Wednesday, November 07, 2007
The Sadies--New Seasons (2007)
Review-by Mark Deming. It's almost disorienting to imagine that a band as good as the Sadies can still find room to improve each time they go into the studio, but Canada's greatest contribution to Americana since Blue Rodeo have been consistently topping themselves with each new album, and their sixth, New Seasons, is another triumph. It should come as no surprise that the Sadies are in superb instrumental form here and demonstrating an effortless mastery of a range of different sounds and styles; "What's Left Behind" is a superb evocation of the late-period Byrds with guitar work that would make Clarence White envious, "The Trial" is a deeply atmospheric Southern gothic tale with just the right degree of ominous atmosphere, "A Simple Aspiration" could pass for a lost Paisley Underground classic with its subtly psychedelic guitar figures, "The Land Between" is simply gorgeous folk-rock, and the opening bluegrass breakdown makes you wish these guys had let listeners hear more than 48 seconds of it.

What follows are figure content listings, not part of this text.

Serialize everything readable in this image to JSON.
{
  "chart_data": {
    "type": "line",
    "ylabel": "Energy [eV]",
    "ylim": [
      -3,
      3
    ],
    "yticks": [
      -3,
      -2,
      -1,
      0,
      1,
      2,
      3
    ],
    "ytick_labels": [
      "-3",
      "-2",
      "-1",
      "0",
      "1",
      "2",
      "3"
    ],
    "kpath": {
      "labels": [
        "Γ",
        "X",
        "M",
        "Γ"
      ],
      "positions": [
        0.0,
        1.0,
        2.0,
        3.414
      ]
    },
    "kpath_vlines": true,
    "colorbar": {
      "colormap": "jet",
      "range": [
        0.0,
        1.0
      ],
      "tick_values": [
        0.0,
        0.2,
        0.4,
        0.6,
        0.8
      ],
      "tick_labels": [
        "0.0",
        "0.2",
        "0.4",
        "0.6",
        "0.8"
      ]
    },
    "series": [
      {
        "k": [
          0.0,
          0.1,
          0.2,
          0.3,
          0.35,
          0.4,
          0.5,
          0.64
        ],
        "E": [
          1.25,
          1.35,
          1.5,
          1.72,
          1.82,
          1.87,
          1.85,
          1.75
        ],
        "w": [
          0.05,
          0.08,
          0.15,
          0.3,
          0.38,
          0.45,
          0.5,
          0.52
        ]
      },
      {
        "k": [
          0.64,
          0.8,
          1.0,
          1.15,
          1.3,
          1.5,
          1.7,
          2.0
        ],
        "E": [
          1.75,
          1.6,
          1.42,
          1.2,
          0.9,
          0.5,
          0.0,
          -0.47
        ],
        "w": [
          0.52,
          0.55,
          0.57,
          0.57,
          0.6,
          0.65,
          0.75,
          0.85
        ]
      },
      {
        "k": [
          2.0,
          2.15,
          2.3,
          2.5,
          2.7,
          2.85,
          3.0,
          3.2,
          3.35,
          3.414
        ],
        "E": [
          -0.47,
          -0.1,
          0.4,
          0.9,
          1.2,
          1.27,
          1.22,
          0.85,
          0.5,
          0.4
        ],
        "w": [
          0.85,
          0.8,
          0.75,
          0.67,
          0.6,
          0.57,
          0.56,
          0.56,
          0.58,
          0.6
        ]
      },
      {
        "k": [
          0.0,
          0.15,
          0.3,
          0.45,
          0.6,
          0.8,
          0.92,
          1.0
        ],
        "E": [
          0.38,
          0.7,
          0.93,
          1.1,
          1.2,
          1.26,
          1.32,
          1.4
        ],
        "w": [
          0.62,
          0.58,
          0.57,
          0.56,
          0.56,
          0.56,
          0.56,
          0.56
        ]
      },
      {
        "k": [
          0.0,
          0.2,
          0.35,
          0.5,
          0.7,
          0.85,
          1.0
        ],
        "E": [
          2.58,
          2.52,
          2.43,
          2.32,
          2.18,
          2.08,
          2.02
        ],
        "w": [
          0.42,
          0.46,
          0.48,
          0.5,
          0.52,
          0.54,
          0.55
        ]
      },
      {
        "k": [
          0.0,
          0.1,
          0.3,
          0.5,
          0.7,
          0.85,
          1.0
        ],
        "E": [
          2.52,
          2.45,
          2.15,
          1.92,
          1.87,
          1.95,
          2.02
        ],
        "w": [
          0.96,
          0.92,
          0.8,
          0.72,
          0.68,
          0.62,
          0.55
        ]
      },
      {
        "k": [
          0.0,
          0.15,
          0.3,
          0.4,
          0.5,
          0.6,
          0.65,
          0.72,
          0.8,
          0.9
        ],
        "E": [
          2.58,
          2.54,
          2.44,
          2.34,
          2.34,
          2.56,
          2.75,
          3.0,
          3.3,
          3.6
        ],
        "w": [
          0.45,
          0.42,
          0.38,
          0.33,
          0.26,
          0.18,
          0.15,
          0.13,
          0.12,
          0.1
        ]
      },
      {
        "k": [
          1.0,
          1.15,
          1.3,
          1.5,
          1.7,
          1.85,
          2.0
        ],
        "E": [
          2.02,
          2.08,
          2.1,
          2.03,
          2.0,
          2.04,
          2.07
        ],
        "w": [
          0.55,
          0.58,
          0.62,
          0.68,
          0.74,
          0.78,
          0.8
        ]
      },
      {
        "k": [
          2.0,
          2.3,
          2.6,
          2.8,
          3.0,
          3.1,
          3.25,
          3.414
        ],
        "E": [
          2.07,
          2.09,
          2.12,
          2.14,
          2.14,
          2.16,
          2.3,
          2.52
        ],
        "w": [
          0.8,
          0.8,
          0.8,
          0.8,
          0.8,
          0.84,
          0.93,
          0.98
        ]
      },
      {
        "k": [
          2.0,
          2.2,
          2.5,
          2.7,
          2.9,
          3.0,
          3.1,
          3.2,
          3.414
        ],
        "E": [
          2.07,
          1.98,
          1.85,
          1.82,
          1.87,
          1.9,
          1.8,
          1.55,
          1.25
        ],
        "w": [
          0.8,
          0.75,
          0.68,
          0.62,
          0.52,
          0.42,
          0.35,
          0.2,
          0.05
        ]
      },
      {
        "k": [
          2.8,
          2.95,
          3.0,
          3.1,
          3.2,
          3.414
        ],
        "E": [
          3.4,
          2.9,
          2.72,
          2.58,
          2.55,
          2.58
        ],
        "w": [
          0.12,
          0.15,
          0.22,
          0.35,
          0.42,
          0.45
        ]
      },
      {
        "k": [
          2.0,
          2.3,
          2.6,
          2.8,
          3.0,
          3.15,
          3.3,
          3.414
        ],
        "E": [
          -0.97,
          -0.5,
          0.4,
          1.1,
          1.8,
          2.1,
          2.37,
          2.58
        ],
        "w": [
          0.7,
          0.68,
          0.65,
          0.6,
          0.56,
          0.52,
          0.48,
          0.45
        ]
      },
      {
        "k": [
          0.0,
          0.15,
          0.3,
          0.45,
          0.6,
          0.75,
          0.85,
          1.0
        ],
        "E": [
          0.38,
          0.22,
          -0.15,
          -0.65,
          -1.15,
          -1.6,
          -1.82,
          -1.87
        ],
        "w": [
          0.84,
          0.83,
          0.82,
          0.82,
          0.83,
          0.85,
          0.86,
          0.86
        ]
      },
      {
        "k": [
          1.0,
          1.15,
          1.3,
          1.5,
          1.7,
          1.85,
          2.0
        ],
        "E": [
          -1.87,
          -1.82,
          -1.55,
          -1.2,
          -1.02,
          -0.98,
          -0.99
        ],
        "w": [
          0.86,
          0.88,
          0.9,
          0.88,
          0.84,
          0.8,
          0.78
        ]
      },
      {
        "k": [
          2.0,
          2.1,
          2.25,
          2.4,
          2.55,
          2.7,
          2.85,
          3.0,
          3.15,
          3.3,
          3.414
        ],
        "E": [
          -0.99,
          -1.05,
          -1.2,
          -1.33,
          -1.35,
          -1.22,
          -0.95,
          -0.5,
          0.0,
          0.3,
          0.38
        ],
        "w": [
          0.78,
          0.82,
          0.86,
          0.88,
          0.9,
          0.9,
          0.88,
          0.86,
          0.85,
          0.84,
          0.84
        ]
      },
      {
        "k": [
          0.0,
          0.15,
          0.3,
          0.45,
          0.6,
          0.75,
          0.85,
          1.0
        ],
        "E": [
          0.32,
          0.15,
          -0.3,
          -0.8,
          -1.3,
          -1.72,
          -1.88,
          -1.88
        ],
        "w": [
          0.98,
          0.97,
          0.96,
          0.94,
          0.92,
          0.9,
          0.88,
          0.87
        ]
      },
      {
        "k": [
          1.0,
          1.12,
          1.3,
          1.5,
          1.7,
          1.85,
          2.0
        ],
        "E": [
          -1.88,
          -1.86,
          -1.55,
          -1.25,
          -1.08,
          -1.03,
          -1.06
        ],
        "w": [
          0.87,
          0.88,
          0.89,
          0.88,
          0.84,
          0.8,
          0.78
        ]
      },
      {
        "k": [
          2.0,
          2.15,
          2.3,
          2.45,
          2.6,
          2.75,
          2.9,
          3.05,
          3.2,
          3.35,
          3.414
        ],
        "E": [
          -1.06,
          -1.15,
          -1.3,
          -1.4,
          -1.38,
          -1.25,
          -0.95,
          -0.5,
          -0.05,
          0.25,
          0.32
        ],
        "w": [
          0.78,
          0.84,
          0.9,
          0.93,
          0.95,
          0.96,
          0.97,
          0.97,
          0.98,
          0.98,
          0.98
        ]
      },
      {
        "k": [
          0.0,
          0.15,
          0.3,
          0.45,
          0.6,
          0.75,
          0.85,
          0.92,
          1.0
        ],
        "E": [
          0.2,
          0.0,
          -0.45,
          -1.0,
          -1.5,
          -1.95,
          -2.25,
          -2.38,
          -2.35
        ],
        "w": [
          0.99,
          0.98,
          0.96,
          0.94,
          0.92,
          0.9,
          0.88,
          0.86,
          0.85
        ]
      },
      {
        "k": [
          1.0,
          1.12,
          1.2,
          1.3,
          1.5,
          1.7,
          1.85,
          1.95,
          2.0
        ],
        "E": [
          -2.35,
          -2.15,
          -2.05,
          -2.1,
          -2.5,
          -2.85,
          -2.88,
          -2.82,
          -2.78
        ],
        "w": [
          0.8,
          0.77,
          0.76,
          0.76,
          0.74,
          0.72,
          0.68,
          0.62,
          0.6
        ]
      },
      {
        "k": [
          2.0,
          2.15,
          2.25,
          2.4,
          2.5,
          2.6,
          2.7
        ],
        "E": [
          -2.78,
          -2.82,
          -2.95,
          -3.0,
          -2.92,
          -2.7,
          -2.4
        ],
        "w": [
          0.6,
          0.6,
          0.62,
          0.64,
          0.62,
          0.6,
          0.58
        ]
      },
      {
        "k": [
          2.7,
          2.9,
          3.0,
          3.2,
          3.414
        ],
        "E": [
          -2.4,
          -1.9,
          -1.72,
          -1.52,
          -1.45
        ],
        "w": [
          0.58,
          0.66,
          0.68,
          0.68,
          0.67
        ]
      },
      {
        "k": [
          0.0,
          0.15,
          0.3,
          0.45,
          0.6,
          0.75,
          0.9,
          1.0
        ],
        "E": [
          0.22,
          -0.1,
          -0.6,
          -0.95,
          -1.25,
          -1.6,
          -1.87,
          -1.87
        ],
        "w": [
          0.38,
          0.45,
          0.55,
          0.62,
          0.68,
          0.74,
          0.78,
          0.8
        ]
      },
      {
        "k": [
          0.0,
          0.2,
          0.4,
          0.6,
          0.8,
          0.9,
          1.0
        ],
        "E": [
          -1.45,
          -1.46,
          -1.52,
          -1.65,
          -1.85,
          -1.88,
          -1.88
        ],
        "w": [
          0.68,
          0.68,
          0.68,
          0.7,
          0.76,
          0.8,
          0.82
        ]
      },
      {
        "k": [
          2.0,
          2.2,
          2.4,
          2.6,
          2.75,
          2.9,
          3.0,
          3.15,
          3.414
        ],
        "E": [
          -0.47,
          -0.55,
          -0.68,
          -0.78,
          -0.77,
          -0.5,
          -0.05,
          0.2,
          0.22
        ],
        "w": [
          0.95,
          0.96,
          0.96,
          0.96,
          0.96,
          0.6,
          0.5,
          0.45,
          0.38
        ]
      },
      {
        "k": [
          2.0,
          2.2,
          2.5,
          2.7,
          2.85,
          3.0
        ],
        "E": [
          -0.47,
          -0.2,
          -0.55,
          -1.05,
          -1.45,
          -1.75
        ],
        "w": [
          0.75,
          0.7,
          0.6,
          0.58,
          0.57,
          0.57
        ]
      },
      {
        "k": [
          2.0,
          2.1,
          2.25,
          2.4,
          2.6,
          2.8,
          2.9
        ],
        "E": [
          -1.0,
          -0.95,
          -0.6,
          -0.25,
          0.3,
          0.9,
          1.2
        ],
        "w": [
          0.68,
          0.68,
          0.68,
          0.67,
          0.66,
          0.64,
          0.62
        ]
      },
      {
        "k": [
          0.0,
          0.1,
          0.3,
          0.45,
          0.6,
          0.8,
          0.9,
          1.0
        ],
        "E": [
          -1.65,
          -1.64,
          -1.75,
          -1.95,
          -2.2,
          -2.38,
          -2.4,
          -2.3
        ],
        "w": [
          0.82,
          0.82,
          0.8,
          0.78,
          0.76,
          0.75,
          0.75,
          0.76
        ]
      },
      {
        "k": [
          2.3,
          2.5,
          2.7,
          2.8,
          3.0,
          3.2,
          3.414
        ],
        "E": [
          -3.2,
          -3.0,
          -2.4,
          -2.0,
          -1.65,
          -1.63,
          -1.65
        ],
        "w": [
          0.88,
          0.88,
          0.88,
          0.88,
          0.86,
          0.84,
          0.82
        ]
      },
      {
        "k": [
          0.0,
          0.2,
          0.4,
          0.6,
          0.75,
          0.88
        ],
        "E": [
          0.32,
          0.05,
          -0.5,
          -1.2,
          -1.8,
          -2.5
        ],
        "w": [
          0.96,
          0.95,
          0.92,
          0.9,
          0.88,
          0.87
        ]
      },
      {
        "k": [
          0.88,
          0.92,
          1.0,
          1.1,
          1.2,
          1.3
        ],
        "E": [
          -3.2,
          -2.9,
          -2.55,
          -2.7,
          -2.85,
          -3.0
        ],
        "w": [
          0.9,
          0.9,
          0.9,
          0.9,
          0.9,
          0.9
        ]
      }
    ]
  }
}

But for a band that used to prefer playing instrumentals over approaching the vocal mike, brothers Dallas Good and Travis Good have learned to sing nearly as well as they play guitar, and their harmonies add another layer of beauty and mystery to their music. The group's songwriting continues to impress, with the heartbroken "Sunset to Dawn" and "The Trial" sounding uncannily like lost country classics and the two-part "The Last Inquisition" showing they know how to write a good scary guitar figure for themselves. While ex-Jayhawk Gary Louris helped produce New Seasons, precious little of his influence is audible here; the Sadies have created a powerful and evocative sound on their previous albums, and with New Seasons they've given that sound its ideal definition.